“哦,原来是这样,”张荣生想了想,说道,“不如这样吧,我们衙门里的人,都喜欢在夫子庙的映阳楼吃饭,你先写几个帖子,我替你递上去,那几位大人肯不肯赏脸,就要看你的本事了。”
肖紫晨心道,张荣生这混蛋,果然是个跑腿的角色,昨天让他占了个大便宜,白得了一千两银子,这盐政司又不是什么了不起的大衙门,上上下下就那么几个官,他竟然都不肯给他引见一下,真是无耻!
她思考的时候,也在偷偷的观察者张荣生,看的反应如何。瞧了一阵,发现他的脸色,一直都满认真的样子,莫非,他不是不肯引见,而是怕自己牌太小了,不敢引见?
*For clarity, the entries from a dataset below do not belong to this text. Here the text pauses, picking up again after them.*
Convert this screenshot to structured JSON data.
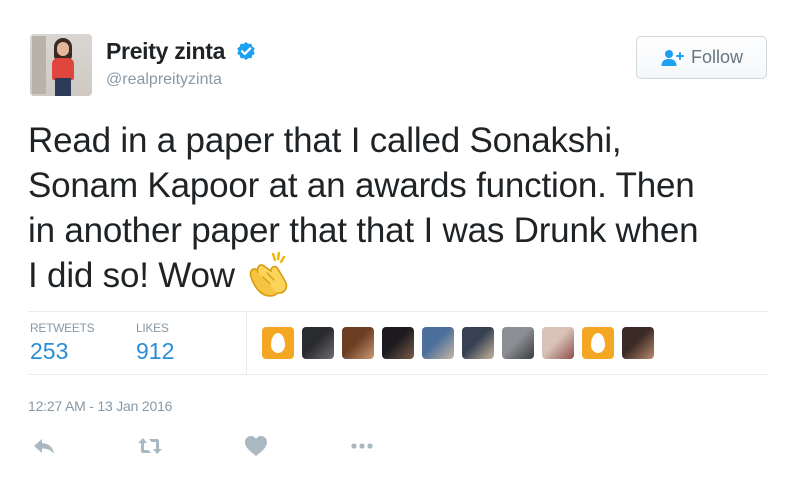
{
  "user": {
    "name": "Preity zinta",
    "handle": "@realpreityzinta",
    "verified": true,
    "avatar_icon": "profile-photo"
  },
  "follow_button": {
    "label": "Follow",
    "icon": "add-user-icon"
  },
  "tweet": {
    "lines": [
      "Read in a paper that I called Sonakshi,",
      "Sonam Kapoor at an awards function. Then",
      "in another paper that that I was Drunk when",
      "I did so! Wow"
    ],
    "emoji": "clapping-hands-emoji"
  },
  "stats": {
    "retweets_label": "RETWEETS",
    "retweets_value": "253",
    "likes_label": "LIKES",
    "likes_value": "912"
  },
  "likers": [
    {
      "kind": "egg",
      "color": "#f5a623"
    },
    {
      "kind": "photo",
      "colors": [
        "#2a2b2e",
        "#6d6e72"
      ]
    },
    {
      "kind": "photo",
      "colors": [
        "#6b3d22",
        "#c99a74"
      ]
    },
    {
      "kind": "photo",
      "colors": [
        "#1d1b1f",
        "#7a5b4c"
      ]
    },
    {
      "kind": "photo",
      "colors": [
        "#4c6f9c",
        "#c7b7a3"
      ]
    },
    {
      "kind": "photo",
      "colors": [
        "#374152",
        "#c6b49a"
      ]
    },
    {
      "kind": "photo",
      "colors": [
        "#8c8f93",
        "#3b3c3f"
      ]
    },
    {
      "kind": "photo",
      "colors": [
        "#d8c2b7",
        "#8e4f4b"
      ]
    },
    {
      "kind": "egg",
      "color": "#f5a623"
    },
    {
      "kind": "photo",
      "colors": [
        "#3b2a26",
        "#b98a6e"
      ]
    }
  ],
  "timestamp": "12:27 AM - 13 Jan 2016",
  "actions": [
    {
      "name": "reply-icon"
    },
    {
      "name": "retweet-icon"
    },
    {
      "name": "like-icon"
    },
    {
      "name": "more-icon"
    }
  ],
  "colors": {
    "link_blue": "#2a8ed6",
    "muted_gray": "#8899a6",
    "verified_blue": "#1da1f2",
    "action_gray": "#aab8c2"
  }
}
罢了罢了,就这么着吧。正好张荣生这衙门里,也是经常要做些公关活动的,各种各样的帖子都有,便挑了几张质地不错,又没有衙门标记的帖子给肖紫晨,等她写了之后,再请他到盐政司里去呈递。
当晚,肖紫晨便在张荣生点名的这座映养楼里定了一个包间。
映阳楼跟景缘常去的状元楼一样,都是是夫子庙上有名的高档酒楼。四层全木结构的小楼,飞檐翘脊,雕梁画栋。整座楼在秦淮河上凭水而建,超过一半的地基都是打在了河底,为的就是让一半的lou面悬在水上,真正让客人体会到,什么叫近水楼台先得月。
这家饭店的东家姓李,年轻时曾是大内的御厨,告老还乡之后,回到金陵开了这座酒楼,是个富甲一方的人物。这里的厨师全是老头子,清一色都是从皇宫里出来的,每个人都有几手做菜的绝活儿。因而而到这里来用餐的,多是腰缠万贯的富商大贾和达官贵人,这其中,达官贵人又占了绝大多数。
映阳楼里的菜肴,无论大餐小餐,或是家常菜肴,都有两个特点,其一,是非一般的风味独特,其二,是非一般的价格昂贵。那些阮囊羞涩的甚或贩夫走卒,平民百姓,这辈子莫说吃到这里的一个菜,就是进他的大门,都是难上加难。故而。映阳楼的生意并不算太好,但赚的银子,却远非其他酒楼可比。
虽然菜价贵到了离谱的地步,可李老板依然觉得自己做的是正规正经的生意,丝毫没有暴利一说,而前来光顾的顾客,至少在他们的第一次光顾,都会觉得吃得尽兴,值回票价。因为,这酒楼除了所有菜肴都是前任的御厨烹制之外,高悬在酒楼大门上的,书写者映阳楼三个镏金大字的牌匾,竟然都是当今皇上的御笔。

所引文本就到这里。